Leather Through a Designer’s Eyes
When I first began working with leather, I was captivated by Nappa. Its silky touch, subtle colors, and luxurious silhouettes completely enchanted me. I even vowed to design only with Nappa leather from then on.
But experience taught me otherwise. I learned that the same bag design could feel entirely different depending on the leather used. Calfskin conveyed soft sophistication, while Saffiano gave structure and strength. It was like how the same person can look completely different depending on what they wear.
Of course, there were challenges. Some leathers were so thin they tore easily during stitching. Others resisted dye, making it nearly impossible to achieve the color I envisioned. That’s when I began treating leather not simply as a material but as something with its own personality. Difficult leathers required patience and understanding before they revealed their beauty. In the end, the key was how well I could respect and adapt to the character of each leather.

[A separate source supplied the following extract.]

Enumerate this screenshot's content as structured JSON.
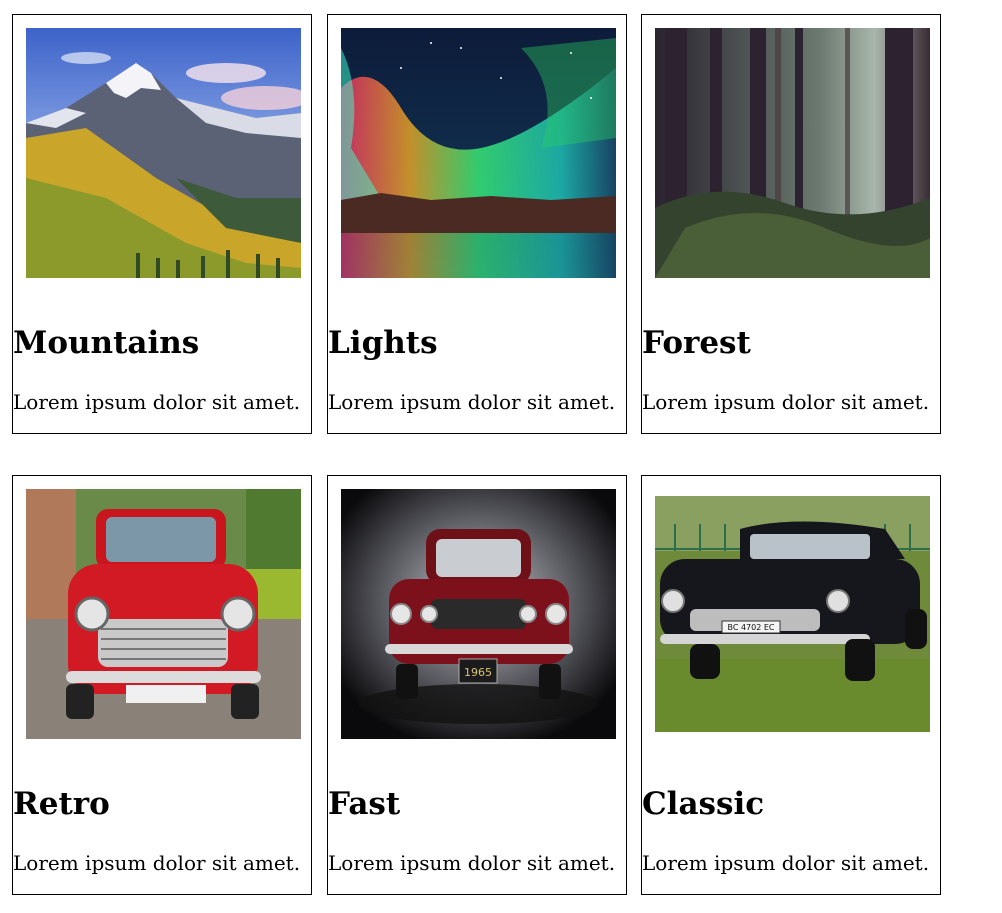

For me, Prada is the brand that best demonstrates this mastery. Look closely at Prada’s handbag collections, and you’ll see a philosophy at work. Signature pieces each season often feature full-grain or top-grain leather, sometimes deerskin—materials that instantly communicate refinement.

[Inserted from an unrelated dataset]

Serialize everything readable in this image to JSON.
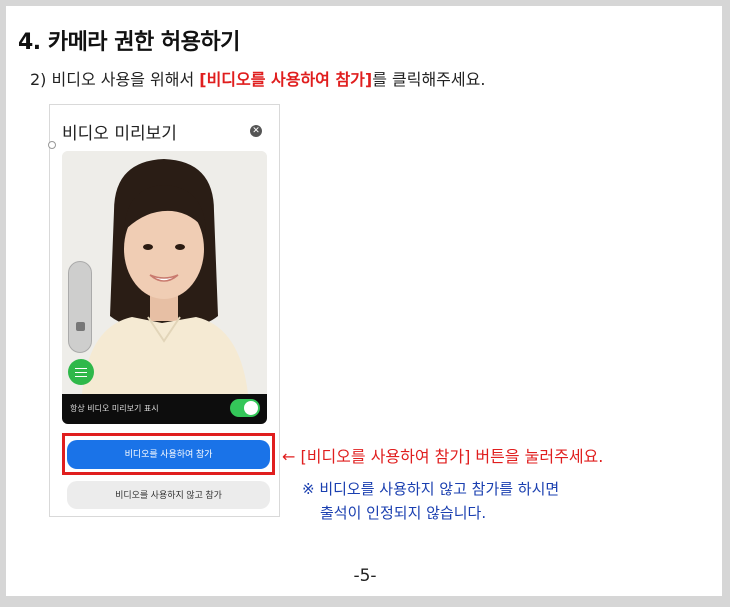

Yet luxury hides also have a paradox. Their softness and delicacy make them exquisite, but they are notoriously difficult to work with and less practical for everyday use. Prada’s strength lies in transforming these fragile leathers through specialized treatments, creating materials that remain supple and elegant even after years of use. Turning a temperamental leather into one that is versatile and enduring takes immense expertise.

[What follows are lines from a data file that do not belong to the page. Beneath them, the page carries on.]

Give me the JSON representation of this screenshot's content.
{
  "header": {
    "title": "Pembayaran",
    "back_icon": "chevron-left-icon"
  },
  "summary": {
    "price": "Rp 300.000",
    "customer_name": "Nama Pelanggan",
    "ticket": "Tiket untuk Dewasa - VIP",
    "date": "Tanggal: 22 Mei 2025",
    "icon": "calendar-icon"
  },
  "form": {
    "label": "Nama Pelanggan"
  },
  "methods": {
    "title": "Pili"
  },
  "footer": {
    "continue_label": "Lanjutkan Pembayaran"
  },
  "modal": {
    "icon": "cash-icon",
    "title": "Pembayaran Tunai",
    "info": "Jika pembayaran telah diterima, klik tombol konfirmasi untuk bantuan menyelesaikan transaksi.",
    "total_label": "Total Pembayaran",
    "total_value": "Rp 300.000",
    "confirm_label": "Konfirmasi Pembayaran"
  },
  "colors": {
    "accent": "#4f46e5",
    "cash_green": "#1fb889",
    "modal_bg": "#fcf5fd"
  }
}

Consider Prada’s Saffiano leather, with its distinctive cross-hatch embossing. Mario Prada patented the production method in 1913, making it an exclusive material for the house. For a time, only Prada could use it. When the patent lapsed, other brands rushed to adopt it or develop similar “textured leathers.”
To some, this may seem trivial. But I see it as a mark of Prada’s brilliance. Leather is not like fabric that can be woven uniformly. It comes from once-living beings, each piece unique and imperfect. Elevating such a material into a signature identity that defines a brand is no small achievement.
The Resemblance to Life
The more I worked with leather, the more I realized how much it resembles life itself.
Leather changes with use. It wrinkles, scratches, and shifts in color. At first, these marks may seem like flaws, but over time they become character. They turn into stories only that piece of leather can hold. Each crease or scratch reflects the touch of its owner, the passage of days, the life it has shared.
Isn’t life the same?
We all carry marks, some expected others unforeseen.
But what if those marks are not merely scars, but the record of our time and experiences? Perhaps they give us depth and resilience, shaping a beauty that cannot be replicated.
That is why I don’t mind a scratch on a beloved bag. Instead, I see it as a reminder of moments we’ve shared, a fragment of my life now etched into its surface. That, to me, is the true value of empathy in design.

The Value That Lasts
Working with leather often makes me ask myself:
“Will this product still mean something to someone years from now?”
Trends come and go quickly. But well-crafted leather, paired with thoughtful design, endures. In fact, it often becomes more beautiful with age.
For me, leather is never just a material. It is a record—like life itself—bearing marks, holding memories, and telling stories of time shared.
Lightly, yet deeply. And always, with something lasting.